Autoimmunity may alter the myocardial electrical properties promoting idiopathic ventricular arrhythmias[18][19]. Recent data strongly point out the implication of autoantibodies toward the β1 and β2 adrenergic or the M2 muscarinic receptors and the myosin heavy chain in the occurrence of cardiac rhythm disturbances[20][21][22][23][24]. Anti-β adrenergic and anti-muscarinic receptor antibodies affect the myocardial electrophysiological properties and have been reported to be the independent predictors of sudden cardiac death in patients with various heart diseases[25]. The dysregulating effects of the autoantibodies against the calcium and potassium ion channels can play the basis for autoimmune phenocopies of genetic cardiac channelopathies[26]. Autoimmune cardiac channelopathies have been suggested as a novel mechanism in the development of cardiac arrhythmias[27].
Occasionally, acute thyrotoxicosis accompanied by severe hypokalemia can induce a persistent ventricular tachycardia[28]. Unlike poor evidence in humans, the impact of TH on the development of VF in experimental animals is well documented[29][30][31][32] and associated with both the genomic and non-genomic TH actions[33]. Perhaps because of high TH dose, the oxidative stress-related impairment of ion and Cx43 channels is more pronounced in animal models.

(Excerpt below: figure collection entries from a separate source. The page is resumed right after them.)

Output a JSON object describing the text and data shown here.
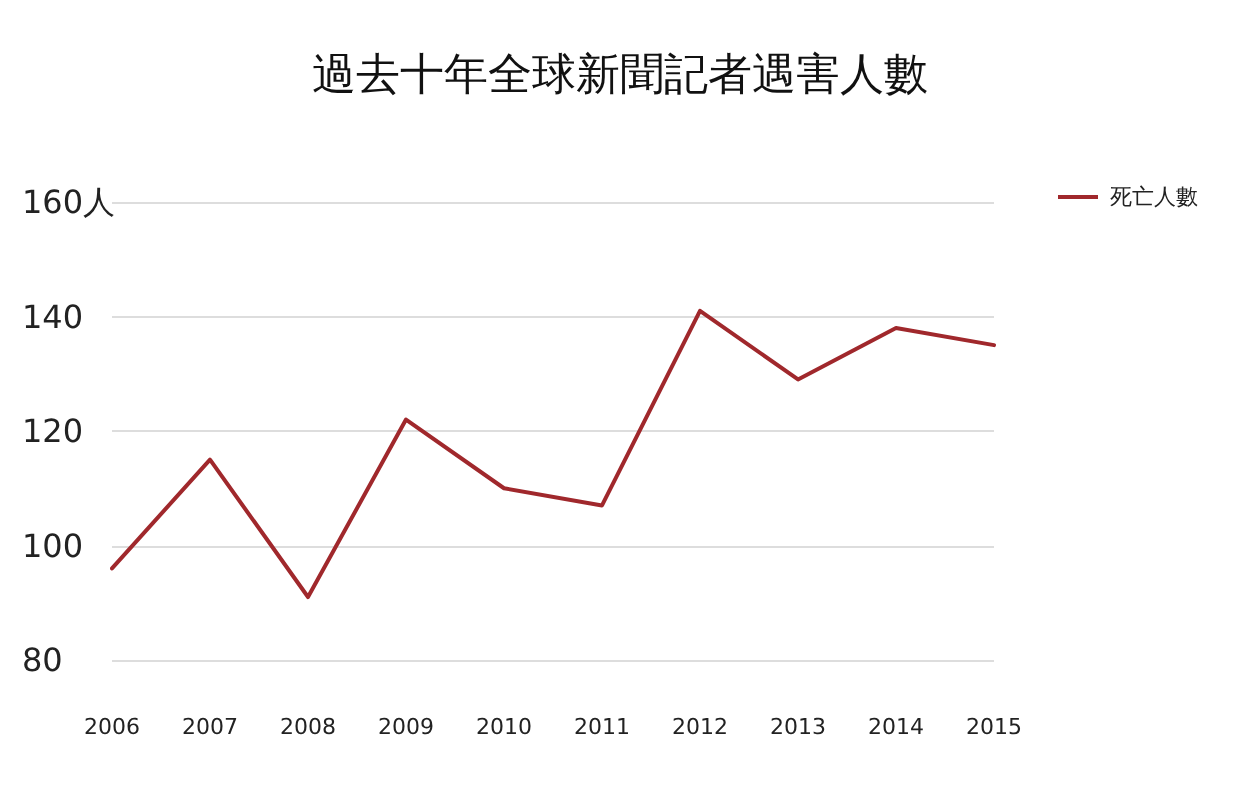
{
  "chart_data": {
    "type": "line",
    "title": "過去十年全球新聞記者遇害人數",
    "categories": [
      "2006",
      "2007",
      "2008",
      "2009",
      "2010",
      "2011",
      "2012",
      "2013",
      "2014",
      "2015"
    ],
    "series": [
      {
        "name": "死亡人數",
        "color": "#a0282c",
        "values": [
          96,
          115,
          91,
          122,
          110,
          107,
          141,
          129,
          138,
          135
        ]
      }
    ],
    "ylim": [
      80,
      160
    ],
    "yticks": [
      80,
      100,
      120,
      140,
      {
        "value": 160,
        "label": "160人"
      }
    ],
    "grid": "y",
    "legend": "top right",
    "marker": "none",
    "line_style": "solid"
  }
}
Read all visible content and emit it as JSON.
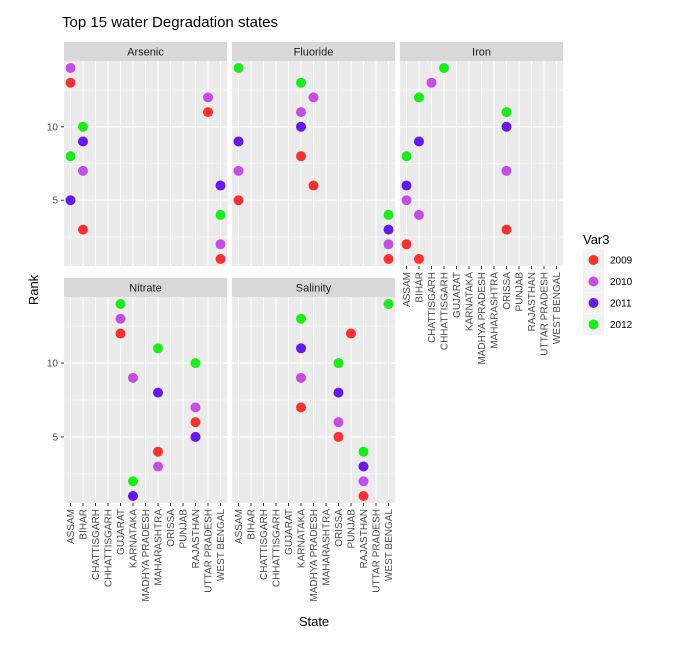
{
  "chart_data": {
    "type": "scatter",
    "title": "Top 15 water Degradation states",
    "xlabel": "State",
    "ylabel": "Rank",
    "ylim": [
      0,
      15
    ],
    "yticks": [
      5,
      10
    ],
    "grid": true,
    "legend": {
      "title": "Var3",
      "placement": "right"
    },
    "states": [
      "ASSAM",
      "BIHAR",
      "CHATTISGARH",
      "CHHATTISGARH",
      "GUJARAT",
      "KARNATAKA",
      "MADHYA PRADESH",
      "MAHARASHTRA",
      "ORISSA",
      "PUNJAB",
      "RAJASTHAN",
      "UTTAR PRADESH",
      "WEST BENGAL"
    ],
    "series": [
      {
        "name": "2009",
        "color": "#ff1a1a"
      },
      {
        "name": "2010",
        "color": "#c03ce6"
      },
      {
        "name": "2011",
        "color": "#5500ee"
      },
      {
        "name": "2012",
        "color": "#00ee00"
      }
    ],
    "panels": [
      {
        "name": "Arsenic",
        "points": [
          {
            "state": "ASSAM",
            "series": "2009",
            "rank": 13
          },
          {
            "state": "ASSAM",
            "series": "2010",
            "rank": 14
          },
          {
            "state": "ASSAM",
            "series": "2011",
            "rank": 5
          },
          {
            "state": "ASSAM",
            "series": "2012",
            "rank": 8
          },
          {
            "state": "BIHAR",
            "series": "2009",
            "rank": 3
          },
          {
            "state": "BIHAR",
            "series": "2010",
            "rank": 7
          },
          {
            "state": "BIHAR",
            "series": "2011",
            "rank": 9
          },
          {
            "state": "BIHAR",
            "series": "2012",
            "rank": 10
          },
          {
            "state": "UTTAR PRADESH",
            "series": "2009",
            "rank": 11
          },
          {
            "state": "UTTAR PRADESH",
            "series": "2010",
            "rank": 12
          },
          {
            "state": "WEST BENGAL",
            "series": "2009",
            "rank": 1
          },
          {
            "state": "WEST BENGAL",
            "series": "2010",
            "rank": 2
          },
          {
            "state": "WEST BENGAL",
            "series": "2011",
            "rank": 6
          },
          {
            "state": "WEST BENGAL",
            "series": "2012",
            "rank": 4
          }
        ]
      },
      {
        "name": "Fluoride",
        "points": [
          {
            "state": "ASSAM",
            "series": "2009",
            "rank": 5
          },
          {
            "state": "ASSAM",
            "series": "2010",
            "rank": 7
          },
          {
            "state": "ASSAM",
            "series": "2011",
            "rank": 9
          },
          {
            "state": "ASSAM",
            "series": "2012",
            "rank": 14
          },
          {
            "state": "KARNATAKA",
            "series": "2009",
            "rank": 8
          },
          {
            "state": "KARNATAKA",
            "series": "2010",
            "rank": 11
          },
          {
            "state": "KARNATAKA",
            "series": "2011",
            "rank": 10
          },
          {
            "state": "KARNATAKA",
            "series": "2012",
            "rank": 13
          },
          {
            "state": "MADHYA PRADESH",
            "series": "2009",
            "rank": 6
          },
          {
            "state": "MADHYA PRADESH",
            "series": "2010",
            "rank": 12
          },
          {
            "state": "WEST BENGAL",
            "series": "2009",
            "rank": 1
          },
          {
            "state": "WEST BENGAL",
            "series": "2010",
            "rank": 2
          },
          {
            "state": "WEST BENGAL",
            "series": "2011",
            "rank": 3
          },
          {
            "state": "WEST BENGAL",
            "series": "2012",
            "rank": 4
          }
        ]
      },
      {
        "name": "Iron",
        "points": [
          {
            "state": "ASSAM",
            "series": "2009",
            "rank": 2
          },
          {
            "state": "ASSAM",
            "series": "2010",
            "rank": 5
          },
          {
            "state": "ASSAM",
            "series": "2011",
            "rank": 6
          },
          {
            "state": "ASSAM",
            "series": "2012",
            "rank": 8
          },
          {
            "state": "BIHAR",
            "series": "2009",
            "rank": 1
          },
          {
            "state": "BIHAR",
            "series": "2010",
            "rank": 4
          },
          {
            "state": "BIHAR",
            "series": "2011",
            "rank": 9
          },
          {
            "state": "BIHAR",
            "series": "2012",
            "rank": 12
          },
          {
            "state": "CHATTISGARH",
            "series": "2010",
            "rank": 13
          },
          {
            "state": "CHHATTISGARH",
            "series": "2012",
            "rank": 14
          },
          {
            "state": "ORISSA",
            "series": "2009",
            "rank": 3
          },
          {
            "state": "ORISSA",
            "series": "2010",
            "rank": 7
          },
          {
            "state": "ORISSA",
            "series": "2011",
            "rank": 10
          },
          {
            "state": "ORISSA",
            "series": "2012",
            "rank": 11
          }
        ]
      },
      {
        "name": "Nitrate",
        "points": [
          {
            "state": "GUJARAT",
            "series": "2009",
            "rank": 12
          },
          {
            "state": "GUJARAT",
            "series": "2010",
            "rank": 13
          },
          {
            "state": "GUJARAT",
            "series": "2012",
            "rank": 14
          },
          {
            "state": "KARNATAKA",
            "series": "2010",
            "rank": 9
          },
          {
            "state": "KARNATAKA",
            "series": "2011",
            "rank": 1
          },
          {
            "state": "KARNATAKA",
            "series": "2012",
            "rank": 2
          },
          {
            "state": "MAHARASHTRA",
            "series": "2009",
            "rank": 4
          },
          {
            "state": "MAHARASHTRA",
            "series": "2010",
            "rank": 3
          },
          {
            "state": "MAHARASHTRA",
            "series": "2011",
            "rank": 8
          },
          {
            "state": "MAHARASHTRA",
            "series": "2012",
            "rank": 11
          },
          {
            "state": "RAJASTHAN",
            "series": "2009",
            "rank": 6
          },
          {
            "state": "RAJASTHAN",
            "series": "2010",
            "rank": 7
          },
          {
            "state": "RAJASTHAN",
            "series": "2011",
            "rank": 5
          },
          {
            "state": "RAJASTHAN",
            "series": "2012",
            "rank": 10
          }
        ]
      },
      {
        "name": "Salinity",
        "points": [
          {
            "state": "KARNATAKA",
            "series": "2009",
            "rank": 7
          },
          {
            "state": "KARNATAKA",
            "series": "2010",
            "rank": 9
          },
          {
            "state": "KARNATAKA",
            "series": "2011",
            "rank": 11
          },
          {
            "state": "KARNATAKA",
            "series": "2012",
            "rank": 13
          },
          {
            "state": "ORISSA",
            "series": "2009",
            "rank": 5
          },
          {
            "state": "ORISSA",
            "series": "2010",
            "rank": 6
          },
          {
            "state": "ORISSA",
            "series": "2011",
            "rank": 8
          },
          {
            "state": "ORISSA",
            "series": "2012",
            "rank": 10
          },
          {
            "state": "PUNJAB",
            "series": "2009",
            "rank": 12
          },
          {
            "state": "RAJASTHAN",
            "series": "2009",
            "rank": 1
          },
          {
            "state": "RAJASTHAN",
            "series": "2010",
            "rank": 2
          },
          {
            "state": "RAJASTHAN",
            "series": "2011",
            "rank": 3
          },
          {
            "state": "RAJASTHAN",
            "series": "2012",
            "rank": 4
          },
          {
            "state": "WEST BENGAL",
            "series": "2012",
            "rank": 14
          }
        ]
      }
    ]
  }
}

Concerning TH, the prevalence of atrial versus ventricular arrhythmias may be explained by the chamber-related differences in the expression of ion and connexin channels, the duration of the effective refractory period, conduction velocity, and local activation time[14][34][35] , as well as in numerous signaling pathways[36] and distinct tissue pro-fibrotic properties[37]. Certainly, hyperthyroidism promotes a myocardial electrical instability[38] due to an increased excitability and shortening of the repolarization, thereby facilitating triggered activity and ventricular premature beats that often initiate malignant arrhythmias in a structurally altered heart[39]. TH may also affect ventricular arrhythmogenesis via an influence of the ANS[40] as the density of the adrenergic binding sites has been shown to be enhanced by a chronic or an acute treatment with TH[41][42].